The human skills gap
Despite the profound importance of skills like empathy and active listening, they’re often regarded as un-trainable, or not considered seriously at all. The result? Employees are left ill-equipped for collaboration or feeling like they don’t belong.
In practice, this might look like:
A failure to extend a warm welcome to a new team member
People being ignored or talked over in meetings
Dismissive responses to new and experimental ideas
Excluding certain team members from important conversations
Insensitively-worded feedback
Withholding praise or recognition
Discouraging people from expressing their emotions
Moments like these can be highly damaging, especially if experienced repeatedly. Not just for the individuals who experience them, but for the health of teams and organisations; when people routinely feel excluded and undermined, innovation suffers and talented employees leave.
Vulnerable moments
Through our research, we’ve identified three types of situation with the biggest potential for damaging interactions.
1. When someone starts a job
Beginnings matter. A new starter is stepping into unfamiliar territory, often feeling unsure of the norms, dynamics, and expectations. Even confident people can feel uncertain or exposed when joining a new environment.
What helps:
● Greeting people warmly, by name
● Offering to show someone how things work, without being asked
● Inviting them into conversations, both formal and social
● Checking in regularly, especially in the early weeks
2. In meetings
Meetings are a common setting for status signals. Who speaks, who gets interrupted, who’s asked for input — all of this communicates value, or lack of it. For those in a minority, the impact of exclusion is amplified.
What helps:
● Noticing who hasn’t spoken, and inviting their input
● Listening fully, without interrupting or rushing to respond
● Building on others’ ideas rather than dismissing them
● Thanking people for their contributions, especially when it’s taken courage to speak up
Case study
In our work with professional services businesses, we realised that meetings were where the negative interactions were happening, and not just between colleagues. Deference to clients was stifling colleagues from calling out discrimination. Our programme included workshops with mixed-level staff, using role-play to heighten awareness of the feeling of discrimination. We tooled staff with constructive ways to respond to discriminatory behaviours and boosted leaders’ confidence in modelling these.
3. In social situations
Lunches, coffees, post-work drinks — these informal moments are often where bonds are built and opportunities shared. But for those who are newer, different, or outside dominant groups, these moments can feel closed off or even hostile.
What helps:
● Making space for others to join conversations
● Asking people for their ideas for social events
● Noticing who’s been left out, and taking steps to include them
● Avoiding in-jokes or references that exclude
● Being mindful of different comfort levels around socialising
Instigating change
A useful framework for everyday inclusion is the simple pairing of observation and action.

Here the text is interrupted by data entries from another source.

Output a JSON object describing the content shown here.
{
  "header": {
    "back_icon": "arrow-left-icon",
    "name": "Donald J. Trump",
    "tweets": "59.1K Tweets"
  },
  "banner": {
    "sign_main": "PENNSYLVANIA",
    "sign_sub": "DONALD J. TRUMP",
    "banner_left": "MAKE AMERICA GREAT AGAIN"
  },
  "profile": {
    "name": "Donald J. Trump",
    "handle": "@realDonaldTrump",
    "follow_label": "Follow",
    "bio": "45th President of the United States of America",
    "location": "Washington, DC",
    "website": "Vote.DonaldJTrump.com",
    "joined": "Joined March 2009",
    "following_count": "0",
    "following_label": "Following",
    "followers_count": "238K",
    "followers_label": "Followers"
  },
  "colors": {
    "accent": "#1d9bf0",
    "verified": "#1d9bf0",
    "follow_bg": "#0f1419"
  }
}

Many moments of exclusion go unchallenged not because people don’t care, but because they don’t notice. Developing the habit of observing — really paying attention to how people are spoken to, who gets included, and who doesn’t — is the first step.
But observation on its own isn’t enough. The next step is action — small, deliberate interventions that shift the tone of a moment. This might mean inviting a quieter colleague to share their view, giving credit where it’s due, or offering support when someone’s been unfairly treated.
Inclusion isn’t about grand gestures; it’s built through consistent acts of noticing and responding. Observation sharpens awareness. Action makes that awareness matter.
Like physical exercise, everyday inclusion works best when it's part of people’s daily routine. The goal isn't just to make work more pleasant (though that's a bonus), but to build the kind of environment where people can do their best thinking together. For leaders looking to build healthier cultures, prioritising and embedding core behavioural skills is essential.